Abandono de idosos em questão na contemporaneidade

Enviada em 16/01/2021

A Constituição Federal de 1988, documento de maior hierarquia no sistema jurídico brasileiro, assegura a inviolabilidadede ao direito à liberdade, à igualdade, à segurança, à propriedade e à vida. Entretanto, é notório que tais garantias nem sempre são exercidas, uma vez que, na cotemporaneidade, a parcela de idosos enfrenta problemas de abandono, os quais advém, sobretudo, do descaso para com eles, acarretando, assim, na  desumanização dos mais velhos no país e na intensificação da ausência de vínculos familiares.

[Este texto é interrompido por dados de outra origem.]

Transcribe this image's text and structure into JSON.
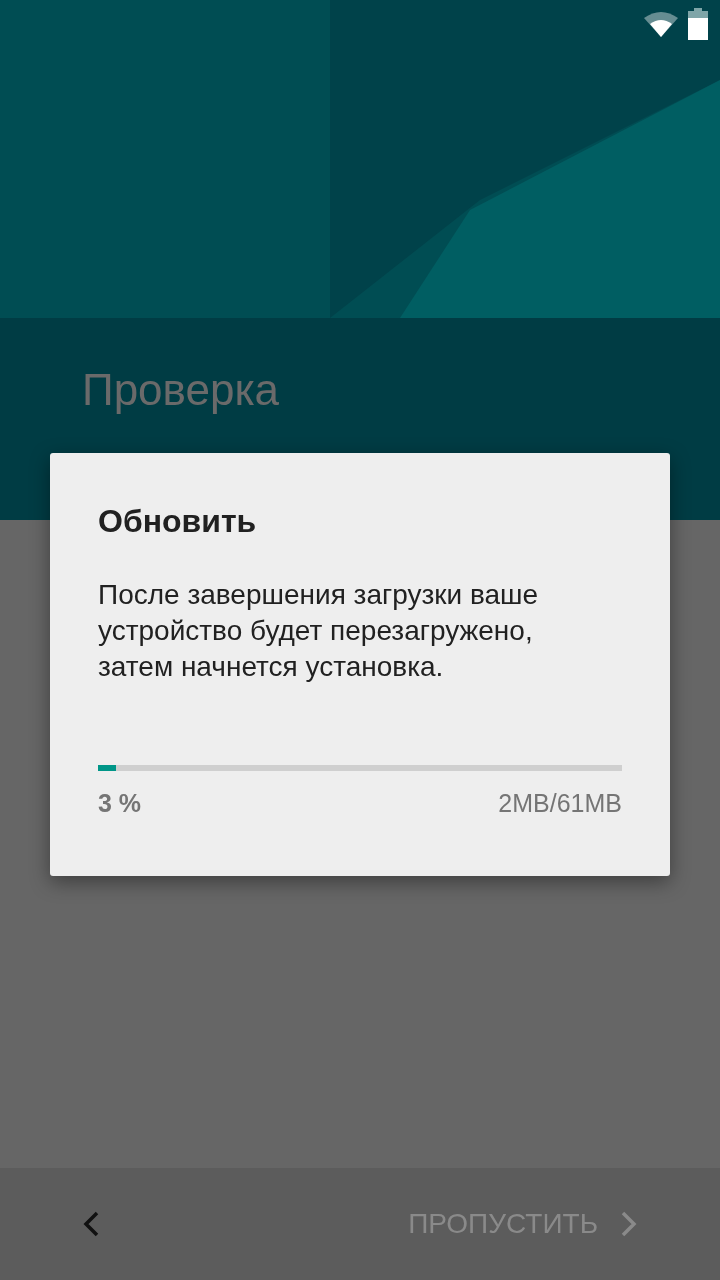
{
  "page": {
    "title": "Проверка"
  },
  "dialog": {
    "title": "Обновить",
    "message": "После завершения загрузки ваше устройство будет перезагружено, затем начнется установка.",
    "progress": {
      "level": 0.035,
      "percent": "3 %",
      "size": "2MB/61MB"
    }
  },
  "bottom_bar": {
    "skip": {
      "label": "ПРОПУСТИТЬ",
      "disabled": true
    }
  }
}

Diante desse cenário, pode-se dizer que os ideais iluministas, alcançados no território brasileiro no século XVIII, foram perdidos com o passar do tempo, devido ao fato de que, por suas condições, pessoas com 60 anos ou mais são menosprezadas e desvalorizadas pela sociedade, ao passo que há um aumento da negligência de recursos assistenciais, bem como os crescentes casos de violência física, tebdo-se de exemplo, respectivamente, os parentes que abandonam idosos em casas de repouso sem visitá-los e a dona de um asilo em Minas Gerais acusada de maltratar os abrigados. Dessa forma, a liberdade e igualdade da população mais velha é cada vez menor, pois se apresentam vulneráveis ou incapazes de realizar alguma atividade lucrativa ao governo e à família, sendo descartados em abrigos e  submetidos a constante desumanização no tratamento.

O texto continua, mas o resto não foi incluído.